Morris: “I like to say that there are confidence lessons and competence lessons, and the good teacher-student relationships have both and have them at the correct times. I’m headed for the tour event next week to see a client, and it’s all about getting him to feel confident. But if we’re in the indoor hitting bay in the middle of the winter working on skills, that’s a competence lesson. Both areas have to be taken care of on purpose, with a plan.”
4. Know what you want going in.
Morris: “At a certain level, most teachers teach the same things. They might pick different priorities, and they definitely communicate it differently with different styles and analogies. What you need to do is figure out if those analogies are translating into performance. Performance is about score, but it also helps to have some non-scoring benchmarks.

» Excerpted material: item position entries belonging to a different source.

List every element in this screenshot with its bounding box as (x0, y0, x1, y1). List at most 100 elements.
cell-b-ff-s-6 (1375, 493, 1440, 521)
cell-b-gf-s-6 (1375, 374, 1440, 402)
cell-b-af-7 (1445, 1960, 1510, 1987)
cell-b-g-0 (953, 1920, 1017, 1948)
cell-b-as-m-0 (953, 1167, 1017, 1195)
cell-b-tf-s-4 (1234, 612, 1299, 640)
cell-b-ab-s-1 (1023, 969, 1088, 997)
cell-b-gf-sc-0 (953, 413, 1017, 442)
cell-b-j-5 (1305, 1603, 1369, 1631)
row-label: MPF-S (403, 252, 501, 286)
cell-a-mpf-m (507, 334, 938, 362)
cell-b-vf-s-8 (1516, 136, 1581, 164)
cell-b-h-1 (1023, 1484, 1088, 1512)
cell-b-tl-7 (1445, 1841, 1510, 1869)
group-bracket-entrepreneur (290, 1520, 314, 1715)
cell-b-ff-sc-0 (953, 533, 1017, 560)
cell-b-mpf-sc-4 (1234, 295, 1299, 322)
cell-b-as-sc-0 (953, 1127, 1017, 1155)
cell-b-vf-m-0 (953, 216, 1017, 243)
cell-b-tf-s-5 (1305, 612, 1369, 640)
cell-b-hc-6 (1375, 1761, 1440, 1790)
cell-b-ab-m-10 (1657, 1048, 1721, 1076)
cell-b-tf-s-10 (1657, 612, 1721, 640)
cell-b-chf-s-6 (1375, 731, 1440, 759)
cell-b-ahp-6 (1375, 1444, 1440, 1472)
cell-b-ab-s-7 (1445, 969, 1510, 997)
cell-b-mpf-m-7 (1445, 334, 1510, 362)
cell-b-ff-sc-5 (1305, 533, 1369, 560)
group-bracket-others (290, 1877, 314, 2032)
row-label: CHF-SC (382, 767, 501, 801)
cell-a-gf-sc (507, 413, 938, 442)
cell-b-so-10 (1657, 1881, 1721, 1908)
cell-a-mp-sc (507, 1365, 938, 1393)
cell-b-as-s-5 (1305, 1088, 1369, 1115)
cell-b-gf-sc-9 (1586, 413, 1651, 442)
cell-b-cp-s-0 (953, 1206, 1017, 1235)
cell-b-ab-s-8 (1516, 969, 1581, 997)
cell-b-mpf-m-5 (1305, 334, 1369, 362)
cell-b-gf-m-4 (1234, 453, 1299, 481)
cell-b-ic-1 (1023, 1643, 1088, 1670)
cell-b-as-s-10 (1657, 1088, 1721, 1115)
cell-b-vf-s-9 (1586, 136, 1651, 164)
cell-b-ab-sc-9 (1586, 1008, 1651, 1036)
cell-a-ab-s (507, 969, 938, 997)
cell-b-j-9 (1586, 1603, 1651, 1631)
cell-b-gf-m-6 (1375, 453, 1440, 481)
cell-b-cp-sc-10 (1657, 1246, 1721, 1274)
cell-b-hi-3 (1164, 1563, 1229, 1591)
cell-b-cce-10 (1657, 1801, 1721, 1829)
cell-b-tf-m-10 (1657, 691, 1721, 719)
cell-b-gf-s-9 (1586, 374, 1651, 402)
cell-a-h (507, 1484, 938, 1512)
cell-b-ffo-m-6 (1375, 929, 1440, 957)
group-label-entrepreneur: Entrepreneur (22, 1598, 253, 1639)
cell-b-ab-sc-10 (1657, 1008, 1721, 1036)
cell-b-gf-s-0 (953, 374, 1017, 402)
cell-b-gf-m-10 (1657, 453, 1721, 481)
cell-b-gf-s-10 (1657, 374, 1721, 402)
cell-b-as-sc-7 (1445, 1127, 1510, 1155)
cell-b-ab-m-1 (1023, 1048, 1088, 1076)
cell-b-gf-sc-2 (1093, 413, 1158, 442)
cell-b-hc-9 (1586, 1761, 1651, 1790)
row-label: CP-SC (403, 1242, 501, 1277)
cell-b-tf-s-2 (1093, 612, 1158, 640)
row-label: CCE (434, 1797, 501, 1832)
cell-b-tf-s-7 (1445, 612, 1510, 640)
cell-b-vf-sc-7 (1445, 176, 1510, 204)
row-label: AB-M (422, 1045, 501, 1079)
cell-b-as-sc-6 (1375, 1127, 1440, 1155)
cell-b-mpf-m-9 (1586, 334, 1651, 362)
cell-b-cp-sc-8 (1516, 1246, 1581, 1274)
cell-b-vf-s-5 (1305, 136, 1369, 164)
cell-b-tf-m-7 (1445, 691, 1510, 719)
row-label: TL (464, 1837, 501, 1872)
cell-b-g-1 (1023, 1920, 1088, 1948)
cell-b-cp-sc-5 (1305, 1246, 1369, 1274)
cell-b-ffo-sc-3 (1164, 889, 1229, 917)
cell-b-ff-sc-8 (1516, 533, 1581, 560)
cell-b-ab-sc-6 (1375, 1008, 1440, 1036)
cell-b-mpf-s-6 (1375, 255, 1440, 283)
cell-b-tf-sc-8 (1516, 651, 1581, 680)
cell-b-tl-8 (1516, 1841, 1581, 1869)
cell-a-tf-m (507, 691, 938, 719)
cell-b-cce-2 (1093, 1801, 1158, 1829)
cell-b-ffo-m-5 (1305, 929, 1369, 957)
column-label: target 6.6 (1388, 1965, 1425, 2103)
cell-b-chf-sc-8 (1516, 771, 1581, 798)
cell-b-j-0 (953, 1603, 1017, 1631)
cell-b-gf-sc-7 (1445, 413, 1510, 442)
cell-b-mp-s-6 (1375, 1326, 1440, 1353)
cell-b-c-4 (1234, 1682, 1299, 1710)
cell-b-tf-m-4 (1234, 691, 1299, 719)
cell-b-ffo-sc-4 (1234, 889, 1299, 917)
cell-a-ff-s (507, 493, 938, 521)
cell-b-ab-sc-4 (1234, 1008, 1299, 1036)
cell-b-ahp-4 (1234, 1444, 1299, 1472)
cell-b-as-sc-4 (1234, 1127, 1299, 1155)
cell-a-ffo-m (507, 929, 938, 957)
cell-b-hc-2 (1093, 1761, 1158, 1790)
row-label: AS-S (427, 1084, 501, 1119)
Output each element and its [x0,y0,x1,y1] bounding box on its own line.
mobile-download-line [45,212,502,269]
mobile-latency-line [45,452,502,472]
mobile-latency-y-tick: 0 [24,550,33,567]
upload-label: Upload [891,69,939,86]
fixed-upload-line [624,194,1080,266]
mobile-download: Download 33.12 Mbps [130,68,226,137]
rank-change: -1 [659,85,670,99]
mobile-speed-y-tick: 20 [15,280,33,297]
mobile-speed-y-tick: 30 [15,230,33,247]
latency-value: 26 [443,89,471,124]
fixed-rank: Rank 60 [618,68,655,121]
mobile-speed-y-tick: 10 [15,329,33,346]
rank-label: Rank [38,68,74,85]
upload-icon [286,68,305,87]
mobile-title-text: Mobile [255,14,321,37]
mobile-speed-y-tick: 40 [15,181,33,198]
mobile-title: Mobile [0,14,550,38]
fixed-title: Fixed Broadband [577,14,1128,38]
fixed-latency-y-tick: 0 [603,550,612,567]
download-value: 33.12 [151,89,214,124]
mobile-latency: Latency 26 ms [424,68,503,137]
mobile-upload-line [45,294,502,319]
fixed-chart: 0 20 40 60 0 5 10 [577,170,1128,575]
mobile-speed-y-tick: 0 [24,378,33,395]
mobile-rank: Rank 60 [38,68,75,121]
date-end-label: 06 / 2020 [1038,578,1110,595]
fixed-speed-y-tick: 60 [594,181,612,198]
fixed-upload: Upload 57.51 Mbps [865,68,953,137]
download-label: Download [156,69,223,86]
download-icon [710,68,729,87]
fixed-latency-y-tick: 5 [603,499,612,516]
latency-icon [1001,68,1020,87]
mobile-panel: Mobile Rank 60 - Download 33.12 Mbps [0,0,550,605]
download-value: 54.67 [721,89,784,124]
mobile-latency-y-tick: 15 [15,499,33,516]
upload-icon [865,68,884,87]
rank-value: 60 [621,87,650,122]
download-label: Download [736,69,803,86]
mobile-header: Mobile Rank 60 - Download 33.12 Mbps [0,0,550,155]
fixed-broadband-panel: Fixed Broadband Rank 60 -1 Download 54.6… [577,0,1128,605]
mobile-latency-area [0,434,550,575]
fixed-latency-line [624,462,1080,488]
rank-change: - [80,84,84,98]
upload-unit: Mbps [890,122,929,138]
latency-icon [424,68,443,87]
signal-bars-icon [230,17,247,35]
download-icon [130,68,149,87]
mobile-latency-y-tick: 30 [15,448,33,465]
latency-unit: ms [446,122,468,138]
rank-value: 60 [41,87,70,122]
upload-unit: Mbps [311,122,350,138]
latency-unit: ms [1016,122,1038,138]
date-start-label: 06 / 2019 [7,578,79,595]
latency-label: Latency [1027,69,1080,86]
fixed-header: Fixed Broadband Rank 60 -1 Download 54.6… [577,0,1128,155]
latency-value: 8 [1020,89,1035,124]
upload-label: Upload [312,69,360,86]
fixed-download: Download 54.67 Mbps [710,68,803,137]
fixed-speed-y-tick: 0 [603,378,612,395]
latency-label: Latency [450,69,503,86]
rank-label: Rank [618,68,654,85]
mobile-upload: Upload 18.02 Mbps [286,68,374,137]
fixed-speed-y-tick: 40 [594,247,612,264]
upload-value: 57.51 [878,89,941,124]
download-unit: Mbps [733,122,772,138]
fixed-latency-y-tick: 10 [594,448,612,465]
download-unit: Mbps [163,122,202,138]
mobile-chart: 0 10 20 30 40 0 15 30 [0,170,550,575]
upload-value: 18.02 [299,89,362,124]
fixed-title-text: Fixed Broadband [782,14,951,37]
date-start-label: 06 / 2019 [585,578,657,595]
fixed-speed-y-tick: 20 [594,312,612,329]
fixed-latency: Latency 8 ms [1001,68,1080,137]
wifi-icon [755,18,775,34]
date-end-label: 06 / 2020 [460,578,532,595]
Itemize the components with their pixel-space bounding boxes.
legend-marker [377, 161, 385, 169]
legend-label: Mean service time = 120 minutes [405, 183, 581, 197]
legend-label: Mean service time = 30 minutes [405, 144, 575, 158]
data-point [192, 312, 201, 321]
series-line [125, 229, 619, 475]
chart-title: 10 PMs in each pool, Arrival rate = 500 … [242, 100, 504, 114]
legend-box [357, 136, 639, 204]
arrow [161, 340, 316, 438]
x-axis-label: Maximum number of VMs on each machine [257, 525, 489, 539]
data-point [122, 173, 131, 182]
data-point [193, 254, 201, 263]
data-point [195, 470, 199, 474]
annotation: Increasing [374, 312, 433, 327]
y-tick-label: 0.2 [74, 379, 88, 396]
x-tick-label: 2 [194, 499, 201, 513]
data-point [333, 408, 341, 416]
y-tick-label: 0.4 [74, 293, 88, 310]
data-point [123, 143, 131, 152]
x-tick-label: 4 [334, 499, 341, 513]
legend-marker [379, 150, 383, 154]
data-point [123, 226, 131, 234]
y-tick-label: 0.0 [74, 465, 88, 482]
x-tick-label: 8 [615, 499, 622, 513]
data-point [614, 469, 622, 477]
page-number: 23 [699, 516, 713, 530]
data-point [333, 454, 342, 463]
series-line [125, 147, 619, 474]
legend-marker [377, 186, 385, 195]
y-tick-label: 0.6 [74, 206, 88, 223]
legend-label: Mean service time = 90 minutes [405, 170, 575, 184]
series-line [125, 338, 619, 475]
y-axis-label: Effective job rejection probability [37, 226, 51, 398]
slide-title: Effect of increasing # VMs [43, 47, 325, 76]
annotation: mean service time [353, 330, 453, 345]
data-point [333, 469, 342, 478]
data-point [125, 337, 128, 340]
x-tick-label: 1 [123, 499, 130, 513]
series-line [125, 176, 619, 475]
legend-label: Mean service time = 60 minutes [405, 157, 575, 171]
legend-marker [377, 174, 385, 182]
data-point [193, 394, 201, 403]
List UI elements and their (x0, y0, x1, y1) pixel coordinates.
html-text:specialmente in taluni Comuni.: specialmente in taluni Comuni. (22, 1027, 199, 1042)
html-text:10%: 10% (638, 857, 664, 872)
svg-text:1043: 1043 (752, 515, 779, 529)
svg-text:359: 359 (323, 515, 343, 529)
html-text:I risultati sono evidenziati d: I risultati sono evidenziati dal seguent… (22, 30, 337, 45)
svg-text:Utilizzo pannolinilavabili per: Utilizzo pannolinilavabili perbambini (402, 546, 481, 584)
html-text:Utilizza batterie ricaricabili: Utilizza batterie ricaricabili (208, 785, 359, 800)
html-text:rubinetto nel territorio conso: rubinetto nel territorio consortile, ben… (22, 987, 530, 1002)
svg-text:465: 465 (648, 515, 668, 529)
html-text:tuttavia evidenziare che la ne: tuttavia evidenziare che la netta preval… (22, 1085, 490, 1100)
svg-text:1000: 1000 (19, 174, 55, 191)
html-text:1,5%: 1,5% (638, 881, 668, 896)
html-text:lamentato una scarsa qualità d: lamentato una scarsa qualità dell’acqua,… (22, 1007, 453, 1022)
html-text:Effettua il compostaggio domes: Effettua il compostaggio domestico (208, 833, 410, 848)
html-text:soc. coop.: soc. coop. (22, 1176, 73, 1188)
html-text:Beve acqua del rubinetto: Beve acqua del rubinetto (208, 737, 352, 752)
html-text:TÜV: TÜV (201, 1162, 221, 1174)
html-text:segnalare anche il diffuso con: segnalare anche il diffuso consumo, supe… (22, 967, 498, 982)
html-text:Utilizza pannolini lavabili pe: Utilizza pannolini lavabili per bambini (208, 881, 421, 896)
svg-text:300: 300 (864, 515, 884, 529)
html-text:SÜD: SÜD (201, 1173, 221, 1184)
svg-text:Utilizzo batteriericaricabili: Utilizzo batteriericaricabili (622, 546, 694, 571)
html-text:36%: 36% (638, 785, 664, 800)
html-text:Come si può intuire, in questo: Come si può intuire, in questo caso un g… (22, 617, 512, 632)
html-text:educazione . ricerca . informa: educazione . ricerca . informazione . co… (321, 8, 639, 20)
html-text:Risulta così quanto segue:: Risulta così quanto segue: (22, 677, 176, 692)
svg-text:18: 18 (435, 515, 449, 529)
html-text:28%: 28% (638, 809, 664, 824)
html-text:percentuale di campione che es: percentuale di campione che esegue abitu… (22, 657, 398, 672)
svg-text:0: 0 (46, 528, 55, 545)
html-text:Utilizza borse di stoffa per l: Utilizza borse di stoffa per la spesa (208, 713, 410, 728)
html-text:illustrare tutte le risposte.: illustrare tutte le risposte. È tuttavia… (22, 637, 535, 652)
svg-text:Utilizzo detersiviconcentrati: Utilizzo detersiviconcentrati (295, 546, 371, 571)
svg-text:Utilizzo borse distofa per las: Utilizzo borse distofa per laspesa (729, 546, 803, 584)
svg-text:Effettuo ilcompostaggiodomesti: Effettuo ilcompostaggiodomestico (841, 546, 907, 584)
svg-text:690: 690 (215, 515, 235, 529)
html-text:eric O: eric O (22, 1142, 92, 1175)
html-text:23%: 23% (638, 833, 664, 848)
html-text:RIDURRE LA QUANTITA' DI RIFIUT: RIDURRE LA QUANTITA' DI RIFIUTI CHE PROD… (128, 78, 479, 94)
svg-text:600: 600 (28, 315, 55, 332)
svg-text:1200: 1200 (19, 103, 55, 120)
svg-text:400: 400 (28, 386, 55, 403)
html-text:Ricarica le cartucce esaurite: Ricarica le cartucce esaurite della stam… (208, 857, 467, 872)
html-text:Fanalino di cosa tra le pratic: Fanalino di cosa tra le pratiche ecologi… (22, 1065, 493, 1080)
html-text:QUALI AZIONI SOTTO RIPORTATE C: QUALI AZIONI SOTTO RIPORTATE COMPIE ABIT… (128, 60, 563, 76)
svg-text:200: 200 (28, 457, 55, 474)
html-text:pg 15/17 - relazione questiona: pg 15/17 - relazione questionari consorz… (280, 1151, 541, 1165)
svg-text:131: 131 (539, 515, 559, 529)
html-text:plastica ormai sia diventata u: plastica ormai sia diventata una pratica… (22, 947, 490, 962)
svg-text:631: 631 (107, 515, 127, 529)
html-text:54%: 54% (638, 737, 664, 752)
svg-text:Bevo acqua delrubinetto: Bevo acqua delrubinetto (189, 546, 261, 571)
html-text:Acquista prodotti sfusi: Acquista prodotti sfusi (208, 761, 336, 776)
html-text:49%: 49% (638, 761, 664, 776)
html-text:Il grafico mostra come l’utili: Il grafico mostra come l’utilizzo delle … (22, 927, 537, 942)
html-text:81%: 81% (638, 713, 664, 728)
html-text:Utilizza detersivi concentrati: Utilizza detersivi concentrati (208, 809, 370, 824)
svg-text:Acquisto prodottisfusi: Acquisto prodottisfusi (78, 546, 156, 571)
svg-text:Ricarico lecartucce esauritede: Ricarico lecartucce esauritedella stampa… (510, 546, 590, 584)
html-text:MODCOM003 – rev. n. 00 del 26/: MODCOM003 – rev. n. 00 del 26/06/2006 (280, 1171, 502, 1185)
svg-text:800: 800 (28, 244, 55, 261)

It’s why we measure things in The Golf Room so carefully. What is your real dispersion? How is the ball launching and spinning? Those are real measurements of change and progress, and how are those translating to the course? If you can see those incremental changes in your measurements, you’re going to stay encouraged even as you wait for it to be reflected in your scores.”
Larkin: “A lesson can be transactional, or it can be like visiting a friend. And follow-up styles can range from none to texts and emails checking in on what’s going on. I’m not saying any of those things are right or wrong…The point is that the better you communicate up front about everybody’s style, the better you can set the plan and expectations about results.”
Weeks: I have players who simply want to enjoy the game more, and I have players who want to earn a Division I scholarship to the most competitive school in the country. Both of those things are fine, but the way you coach those two players is totally different.You measure progress very differently, and you approach the relationship differently. That should be as clear for the teacher as it is for the student.”
Morris: “One sign of progress I really want to see is that the student eventually doesn’t need me—because they know how to diagnose what’s going wrong out there and change it when it matters. That means getting detailed game assessments and practice plans that progress, not just the same lesson over and over.”